Compilers and Type Checking: Good or Bad?

Nested Software on October 24, 2018

This is a question I've thought about a bit over the years. I know it's one of those things that pushes people's buttons, so I hope here we can h... [Read Full]
markdown guide
 

Compile time checks are worth their weight in gold. They straight away allow you to not worry about many classes of bugs like passing wrong datatype to your functions. Languages like Haskell allow you to be more expressive with your types without having to clutter your code with statements like A a = new A();. Even Java has become less verbose with Java 9+ allowing for local type inference, so statements like the former become var a = new A();

More importantly, stronger type systems allow you to prove mathematical properties about your code. Propositions as types is a good read about this approach.

Libraries like Quickcheck allow you to do property based testing, greatly enhancing test coverage. We should still write unit tests as a sanity check.

If you are a Python user, Python 3 has optional type annotations which can be checked by tools like mypy and do not affect the run-time of code. There is also Hypothesis which is based on Quickcheck and allows you to do property based testing.

That said, static types and compile time checking are not a magic bullet for eliminating all bugs. A sufficiently motivated programmer can write bad code in any language :P.

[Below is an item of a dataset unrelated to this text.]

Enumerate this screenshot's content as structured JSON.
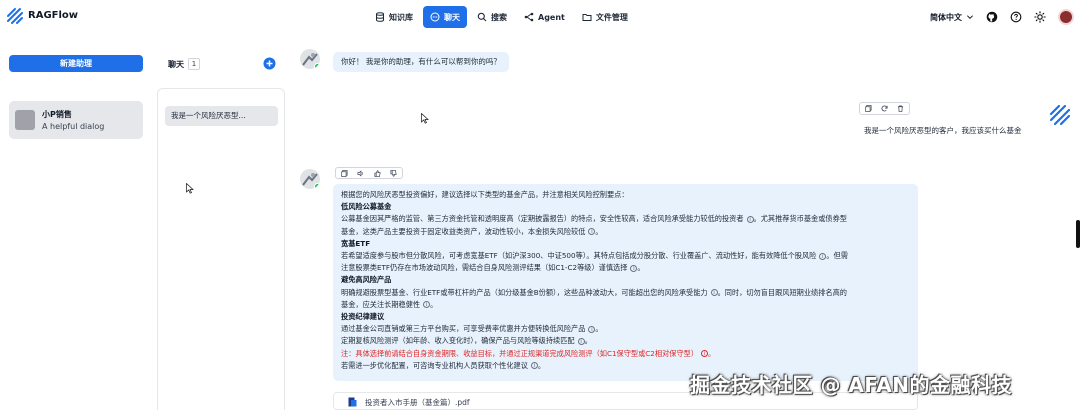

Static typed languages involve a learning curve where you have to wrestle with the compiler/type checker to get your code working. The main takeaway for me after working with static and dynamically typed languages is that the type system is not a thing to work around but a great tool that allows for writing robust code.

 

Static analysis tools have their place of course, but I am uncertain of their broader applicability. Up until now I think they have been more of a niche technology. As an example, a friend of mine developed an ultra low latency logging module for a high frequency trading system. They told me that they did not believe it was practical to use existing methods of proof to formally analyze this system for correctness with respect to critical sections. To do so would have required simplifications to be made that would have reduced the performance. They did think about the logic rigorously and ran millions of tests with randomly-generated data to look for synchronization problems, but there was not a formal proof.

On the other hand, often the only measure of correctness is that the application implements the business logic correctly. Since this is an arbitrary set of rules, there is no way to formally prove such logic to be correct - it becomes a case of infinite regress.

Types can be helpful for static analysis, but I don't think that they address these kinds of fundamental issues.

 

I agree with you on some points i.e as of today, it is difficult to use more formal methods in developing programs. Many formal proof systems have a steep learning curve and require academic backgrounds to even understand the documentation. Also, many formal systems themselves are implemented using your programming language / libraries du jour which may have bugs in their own implementations.

An issue with static analysis of high-performance systems is that the code you write and the final assembly code can be very different especially with C/C++ and the incredible optimizing abilities of modern-day compilers. AFAIK, gcc/llvm both take advantage of undefined behavior in C standard to perform many optimizations.

Static types are not the only kind of formal systems though. Amazon used TLA+ to discover some very weird edge cases in S3. As systems become more complex in terms of code size and deployment size, formal methods offer some abstractions to reason about them better.

I prefer statically typed languages for bigger projects and use languages like Python for smaller tasks. I have seen some horrible code-bases in Python which made gratuitous use of eval and monkey-patching instead of spending some time to create a better data structure.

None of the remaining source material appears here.